Well done Carol. This problem wouldn’t exist if the U.S. gave up its backwards policy of taxing non resident citizens as if they were resident Americans. The fact that they can’t see how unfair their policy is just shows how self absorbed the American government is. They need to stop gazing in the mirror at their own reflection and realize that we are not slaves of the states.
America is being parasitical in its relationship with its non resident citizens. They want the power to tax and penalize us but they offer nothing in return. Such behaviour is nothing less than parasitical.
Definitely agree with you. The disabled have a tougher row to hoe than most of us. So double-taxing RDSPs and/or preventing a person from having one because reporting it is too complex and expensive seems particularly abhorrent.
This brought to mind a quote but I didn’t know the source. So, I checked and found that it was said by, interestingly enough, former US Vice President Hubert Humphrey.
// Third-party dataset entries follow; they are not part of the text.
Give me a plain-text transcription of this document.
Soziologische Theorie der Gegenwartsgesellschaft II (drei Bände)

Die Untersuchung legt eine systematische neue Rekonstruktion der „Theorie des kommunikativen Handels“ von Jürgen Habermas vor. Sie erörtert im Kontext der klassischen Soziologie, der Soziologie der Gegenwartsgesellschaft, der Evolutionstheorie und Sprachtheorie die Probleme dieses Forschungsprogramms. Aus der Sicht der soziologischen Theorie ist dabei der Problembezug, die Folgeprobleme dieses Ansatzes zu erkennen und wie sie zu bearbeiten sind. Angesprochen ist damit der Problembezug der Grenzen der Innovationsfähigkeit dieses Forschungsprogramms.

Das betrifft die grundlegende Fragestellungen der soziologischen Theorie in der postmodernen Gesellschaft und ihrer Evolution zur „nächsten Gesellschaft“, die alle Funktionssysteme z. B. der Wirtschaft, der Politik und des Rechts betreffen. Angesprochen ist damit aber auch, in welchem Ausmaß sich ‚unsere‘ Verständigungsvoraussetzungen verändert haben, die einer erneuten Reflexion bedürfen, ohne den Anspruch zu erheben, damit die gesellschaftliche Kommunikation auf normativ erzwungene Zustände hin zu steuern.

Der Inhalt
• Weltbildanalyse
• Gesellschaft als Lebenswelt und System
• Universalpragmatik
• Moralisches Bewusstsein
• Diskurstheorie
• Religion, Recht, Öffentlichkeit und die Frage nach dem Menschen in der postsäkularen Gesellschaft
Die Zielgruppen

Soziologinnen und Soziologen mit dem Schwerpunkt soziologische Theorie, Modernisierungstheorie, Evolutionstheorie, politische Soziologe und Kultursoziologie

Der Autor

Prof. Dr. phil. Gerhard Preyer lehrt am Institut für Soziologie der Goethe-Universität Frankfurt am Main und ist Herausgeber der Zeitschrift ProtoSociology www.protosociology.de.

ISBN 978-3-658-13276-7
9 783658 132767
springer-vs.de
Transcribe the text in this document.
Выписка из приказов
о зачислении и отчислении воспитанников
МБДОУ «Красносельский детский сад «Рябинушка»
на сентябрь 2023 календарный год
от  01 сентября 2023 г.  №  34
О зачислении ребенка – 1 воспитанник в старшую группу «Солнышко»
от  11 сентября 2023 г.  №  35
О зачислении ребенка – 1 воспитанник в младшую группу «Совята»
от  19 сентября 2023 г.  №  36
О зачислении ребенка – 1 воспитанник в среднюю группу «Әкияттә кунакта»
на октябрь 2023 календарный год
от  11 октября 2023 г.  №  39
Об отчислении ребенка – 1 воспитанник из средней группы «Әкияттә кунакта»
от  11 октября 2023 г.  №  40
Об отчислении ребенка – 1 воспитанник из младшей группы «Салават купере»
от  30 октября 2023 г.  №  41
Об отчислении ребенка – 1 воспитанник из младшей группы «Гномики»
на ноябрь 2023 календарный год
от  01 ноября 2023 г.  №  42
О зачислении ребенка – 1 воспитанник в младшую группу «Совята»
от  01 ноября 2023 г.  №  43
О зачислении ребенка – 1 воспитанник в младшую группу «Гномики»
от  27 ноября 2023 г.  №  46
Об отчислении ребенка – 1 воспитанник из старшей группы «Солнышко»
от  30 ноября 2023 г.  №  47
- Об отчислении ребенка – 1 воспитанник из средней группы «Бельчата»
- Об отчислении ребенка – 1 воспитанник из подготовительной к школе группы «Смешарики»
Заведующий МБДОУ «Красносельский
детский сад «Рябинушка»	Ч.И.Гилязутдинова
“The moral test of Government is how that Government treats those who are in the dawn of life, the children; those who are in the twilight of life, the elderly; and those who are in the shadows of life, the sick, the needy and the handicapped.”
— Hubert Humphrey (1911-1978)
It took ten years to resolve the conflict between the change in Canadian succession taxation (as deemed sale at death with a capital gains charge) and US estate taxation. The only way to resolve this conflict is similarly, by a clause in the next Protocol to the US-Canada Tax Convention.
The saving grace meanwhile is this: a developmentally-challenged person can almost certainly not be charged with a tax crime. If the person has no US assets and more especially if s/he never visits the US then the solution meanwhile is to find a trustee with no US connection and no likelihood of ever visiting the US. That may not be easy, but it’s the kind of practical solution apparently being used by hundreds of thousands, if not millions, of persons within the scope of US tax law (“US persons”) including former green-card holders and others who may not have realized that leaving the US (even if they had no right of return, even if they were deported) may have left them with tax obligations.
The son of a friend, a successful artist, was made to leave the US after ten years there without status. Presumably he is now a “US Person” yet for reasons of mental disability and his legal exclusion from the country I don’t think he’s likely to file US tax returns.